Attackers maintains fake accounts to use them for various reasons, for example, in a social media website, attackers could use them to post content to push a certain ideas. Another example in online retail where attackers use fake accounts to add fake reviews to improve the visibility of certain product.
In this post we will cover random walk based model proposed in Random Walk based Fake Account Detection in Online Social Networks to detect fake accounts.
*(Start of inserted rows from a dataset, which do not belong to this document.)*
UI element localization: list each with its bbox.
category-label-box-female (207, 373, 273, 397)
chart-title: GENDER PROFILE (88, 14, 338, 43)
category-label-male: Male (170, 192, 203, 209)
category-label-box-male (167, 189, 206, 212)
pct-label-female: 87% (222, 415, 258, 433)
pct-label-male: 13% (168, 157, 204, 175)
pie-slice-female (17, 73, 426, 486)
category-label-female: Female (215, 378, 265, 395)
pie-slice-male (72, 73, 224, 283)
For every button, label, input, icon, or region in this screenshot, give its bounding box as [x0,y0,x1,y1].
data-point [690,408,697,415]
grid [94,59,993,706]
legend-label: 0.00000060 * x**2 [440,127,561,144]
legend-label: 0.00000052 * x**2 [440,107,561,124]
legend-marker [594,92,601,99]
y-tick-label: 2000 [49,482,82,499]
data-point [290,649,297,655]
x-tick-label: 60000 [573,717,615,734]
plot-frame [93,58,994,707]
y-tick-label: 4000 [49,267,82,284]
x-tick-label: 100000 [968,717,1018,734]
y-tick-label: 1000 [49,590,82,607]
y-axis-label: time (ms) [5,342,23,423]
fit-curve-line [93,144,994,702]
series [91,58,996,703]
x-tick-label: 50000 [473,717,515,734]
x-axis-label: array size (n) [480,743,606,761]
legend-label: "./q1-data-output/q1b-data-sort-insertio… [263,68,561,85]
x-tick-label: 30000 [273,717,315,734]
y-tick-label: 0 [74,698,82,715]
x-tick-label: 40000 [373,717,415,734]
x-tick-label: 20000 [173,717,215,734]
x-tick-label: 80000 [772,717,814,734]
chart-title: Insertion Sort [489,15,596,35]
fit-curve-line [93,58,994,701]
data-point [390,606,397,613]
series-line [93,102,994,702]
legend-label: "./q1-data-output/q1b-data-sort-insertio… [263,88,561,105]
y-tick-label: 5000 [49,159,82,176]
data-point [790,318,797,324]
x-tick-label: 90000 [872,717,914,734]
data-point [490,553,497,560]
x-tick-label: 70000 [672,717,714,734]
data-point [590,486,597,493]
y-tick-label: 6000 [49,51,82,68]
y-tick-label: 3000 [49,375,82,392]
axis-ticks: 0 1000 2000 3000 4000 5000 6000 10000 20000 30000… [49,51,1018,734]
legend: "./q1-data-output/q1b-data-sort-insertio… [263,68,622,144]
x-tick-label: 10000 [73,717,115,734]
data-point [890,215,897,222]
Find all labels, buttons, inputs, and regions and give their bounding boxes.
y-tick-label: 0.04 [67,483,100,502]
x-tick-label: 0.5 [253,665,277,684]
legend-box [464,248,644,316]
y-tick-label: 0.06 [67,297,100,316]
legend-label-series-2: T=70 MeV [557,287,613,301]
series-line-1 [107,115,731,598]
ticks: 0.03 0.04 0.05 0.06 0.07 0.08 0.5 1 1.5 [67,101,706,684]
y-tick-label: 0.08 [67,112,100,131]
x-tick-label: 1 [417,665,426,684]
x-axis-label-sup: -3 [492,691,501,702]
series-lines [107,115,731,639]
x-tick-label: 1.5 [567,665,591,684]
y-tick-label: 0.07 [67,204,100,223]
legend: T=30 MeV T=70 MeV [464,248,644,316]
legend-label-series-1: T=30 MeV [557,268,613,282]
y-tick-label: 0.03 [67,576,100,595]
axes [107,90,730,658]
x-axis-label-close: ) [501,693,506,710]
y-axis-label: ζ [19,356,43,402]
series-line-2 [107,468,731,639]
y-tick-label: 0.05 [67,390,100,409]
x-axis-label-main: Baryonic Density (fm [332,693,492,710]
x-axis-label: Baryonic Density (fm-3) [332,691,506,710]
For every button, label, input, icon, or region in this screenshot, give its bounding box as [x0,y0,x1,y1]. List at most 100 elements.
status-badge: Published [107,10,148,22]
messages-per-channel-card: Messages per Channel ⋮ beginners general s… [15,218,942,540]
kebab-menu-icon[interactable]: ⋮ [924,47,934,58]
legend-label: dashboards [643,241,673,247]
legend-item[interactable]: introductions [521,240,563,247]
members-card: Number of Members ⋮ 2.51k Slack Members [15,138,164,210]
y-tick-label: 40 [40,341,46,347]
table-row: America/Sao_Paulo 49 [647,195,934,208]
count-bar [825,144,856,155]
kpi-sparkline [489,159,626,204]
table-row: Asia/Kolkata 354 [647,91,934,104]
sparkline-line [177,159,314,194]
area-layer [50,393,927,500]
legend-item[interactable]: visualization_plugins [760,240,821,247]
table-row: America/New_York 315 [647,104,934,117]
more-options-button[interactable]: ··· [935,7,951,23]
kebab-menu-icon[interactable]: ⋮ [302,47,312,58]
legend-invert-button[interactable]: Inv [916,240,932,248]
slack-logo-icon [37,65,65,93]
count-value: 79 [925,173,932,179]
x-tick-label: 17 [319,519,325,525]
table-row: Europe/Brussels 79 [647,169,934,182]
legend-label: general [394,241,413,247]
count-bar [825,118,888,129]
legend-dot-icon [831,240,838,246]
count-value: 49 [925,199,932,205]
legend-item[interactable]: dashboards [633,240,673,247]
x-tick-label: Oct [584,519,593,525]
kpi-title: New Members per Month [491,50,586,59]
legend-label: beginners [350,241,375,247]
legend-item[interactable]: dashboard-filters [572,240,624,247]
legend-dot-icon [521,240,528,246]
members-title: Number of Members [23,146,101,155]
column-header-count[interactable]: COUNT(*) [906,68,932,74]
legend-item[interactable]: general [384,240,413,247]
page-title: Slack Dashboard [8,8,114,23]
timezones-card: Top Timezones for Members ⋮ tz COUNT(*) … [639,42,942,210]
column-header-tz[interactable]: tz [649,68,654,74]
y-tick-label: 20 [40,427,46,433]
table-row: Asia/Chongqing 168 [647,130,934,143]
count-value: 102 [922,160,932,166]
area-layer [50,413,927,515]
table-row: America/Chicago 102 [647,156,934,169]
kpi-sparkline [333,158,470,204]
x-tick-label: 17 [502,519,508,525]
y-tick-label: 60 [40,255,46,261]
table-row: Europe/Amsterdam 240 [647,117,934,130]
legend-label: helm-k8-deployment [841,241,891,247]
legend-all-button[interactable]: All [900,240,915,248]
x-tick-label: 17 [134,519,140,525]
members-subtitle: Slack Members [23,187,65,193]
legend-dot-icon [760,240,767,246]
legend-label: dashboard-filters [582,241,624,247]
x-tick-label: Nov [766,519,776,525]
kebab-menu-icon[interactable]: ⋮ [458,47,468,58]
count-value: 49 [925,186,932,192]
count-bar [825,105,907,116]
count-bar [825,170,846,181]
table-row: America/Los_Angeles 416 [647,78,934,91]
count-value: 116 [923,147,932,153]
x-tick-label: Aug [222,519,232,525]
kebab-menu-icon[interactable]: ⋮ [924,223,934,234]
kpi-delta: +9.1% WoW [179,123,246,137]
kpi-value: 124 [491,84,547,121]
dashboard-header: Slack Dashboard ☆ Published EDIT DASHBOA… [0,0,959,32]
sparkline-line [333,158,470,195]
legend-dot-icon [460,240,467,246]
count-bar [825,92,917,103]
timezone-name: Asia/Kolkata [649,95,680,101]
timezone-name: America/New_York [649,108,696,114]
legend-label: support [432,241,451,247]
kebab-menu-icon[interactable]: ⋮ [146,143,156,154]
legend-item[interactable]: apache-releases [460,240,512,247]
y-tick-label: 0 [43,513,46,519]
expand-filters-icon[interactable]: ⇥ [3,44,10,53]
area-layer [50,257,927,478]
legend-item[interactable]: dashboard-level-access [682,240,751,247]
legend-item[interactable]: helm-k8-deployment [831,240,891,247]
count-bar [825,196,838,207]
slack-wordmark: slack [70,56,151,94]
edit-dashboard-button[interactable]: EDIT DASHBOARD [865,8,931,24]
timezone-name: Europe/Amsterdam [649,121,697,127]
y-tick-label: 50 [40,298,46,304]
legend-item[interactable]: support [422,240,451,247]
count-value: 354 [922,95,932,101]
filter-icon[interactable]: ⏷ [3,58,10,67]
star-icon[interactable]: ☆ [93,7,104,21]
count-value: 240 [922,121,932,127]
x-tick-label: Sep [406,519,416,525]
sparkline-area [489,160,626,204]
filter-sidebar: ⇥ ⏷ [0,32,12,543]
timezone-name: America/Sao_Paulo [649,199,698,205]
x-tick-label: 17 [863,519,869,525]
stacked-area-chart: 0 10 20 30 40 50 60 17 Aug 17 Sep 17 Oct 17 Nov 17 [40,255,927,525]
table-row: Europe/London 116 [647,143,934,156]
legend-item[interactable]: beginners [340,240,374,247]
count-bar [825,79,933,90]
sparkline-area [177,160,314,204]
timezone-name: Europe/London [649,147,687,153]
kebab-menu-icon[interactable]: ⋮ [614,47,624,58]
The paper proposes a random-walk based method to detect fake accounts. The first step is to build a graph $G= (V,E)$ where a node $v$ represents a user and an edge $(u,v)$ indicates an interaction or a relationship between $u$ and $v$. For instance, the the online reviews setup an edge could mean $u$ and $v$ both reviewed the same product. The weights on the edge could depend on the strength of the relation/interaction (generally application dependent).
Detecting fake accounts or abusers is equivalent to assigning each user one of the labels benign or sybil. Where a benign label is for normal users and a sybil label is for abusers. In any system some users are verified (they can be trusted) while other others are known abusers (e.g., blocked by moderators). Hence, some users are already labeled and in order to label the remaining users we need to:
- Add two additional nodes to the graph; one for the benign label and the other for the sybil label.
- Add an edge between each labeled user and the corresponding label
The process is depicted in the example below:
Then, we want to generate a badness score that represents how likely a node is a sybil. Intuitively, the closer a node is to the sybil label, the higher its badness score should be.
Each node $u$ has a set of neighbors denoted as $T_u$, each node is connected by an edge with weight $w_{uv}$. We define the weighed degree of node $u$ as $d_u = \sum_{v\in T_u}w_{uv}$. The badness score of a node $u$ is defined as:
$$ p_u = \sum_{v \in T_u} \frac{w_{uv}}{d_u} p_v $$
i.e., the badness score of a node $u$ is a weighted sum of the badness score of its neighbors. Because the badness score of the nodes in $T_u$ also depends on their neighbors we need an iterative algorithm such that at the $t$th iteration the badness score is:
$$ p_u(t) = \sum_{v \in T_u} \frac{w_{uv}}{d_u} p_v(t-1) $$
The algorithm keeps iterating until the change in the badness score between two iterations does not change. The algorithm is summarize below:
Input: Graph G = (V,E)
Output: badness score for every user node u.
Initialize:
$\hspace{2em}$ $p_u(0) = 0.5$ for every user node u.
$\hspace{2em}$ $p_{\text{benign}}(0) = 0$
$\hspace{2em}$ $p_{\text{sybil}(0)} = 1$
$\hspace{2em}$ $i = 1$
while $p_u(t) - p_u(t-1) > \epsilon$ and $ i < \text{Iters}$:
$\hspace{2em}$for each user u do:
$\hspace{4em} p_u(t) = \sum_{v\in T_{u}}\frac{w_{uv}}{d_{u}}p_v(t-1)$
$\hspace{2em}$ $i = i + 1$
This is very similar PageRank Random Surfer Model and be implemented in a few lines of code:
def power_iter(adjacency_matrix, max_iter, tol=1e-6):
M = adjacency_matrix
n = adjacency_matrix.shape[0]
# we initialize all nodes with badness score of 0.5
x = 0.5 * np.ones((n))
x[BENIGN] = 0 # benign node has a score of 0
x[SYBIL] = 1 # sybil node has a score of 1
i = 0
while i <= max_iter:
x_last = x
x = M*x
x = x
# check convergence, l1 norm
err = np.absolute(x - x_last).sum()
if err < n*tol:
break
i+=1
return x
The random walk based model presents a compelling and simple approach to detecting fake accounts in online settings by building the interaction graph we were able to trace the patterns and interactions associated with fraudulent behavior. Moreover, it can leverage both positive (sybil) and negative (benign) samples in the detection process making it more robust.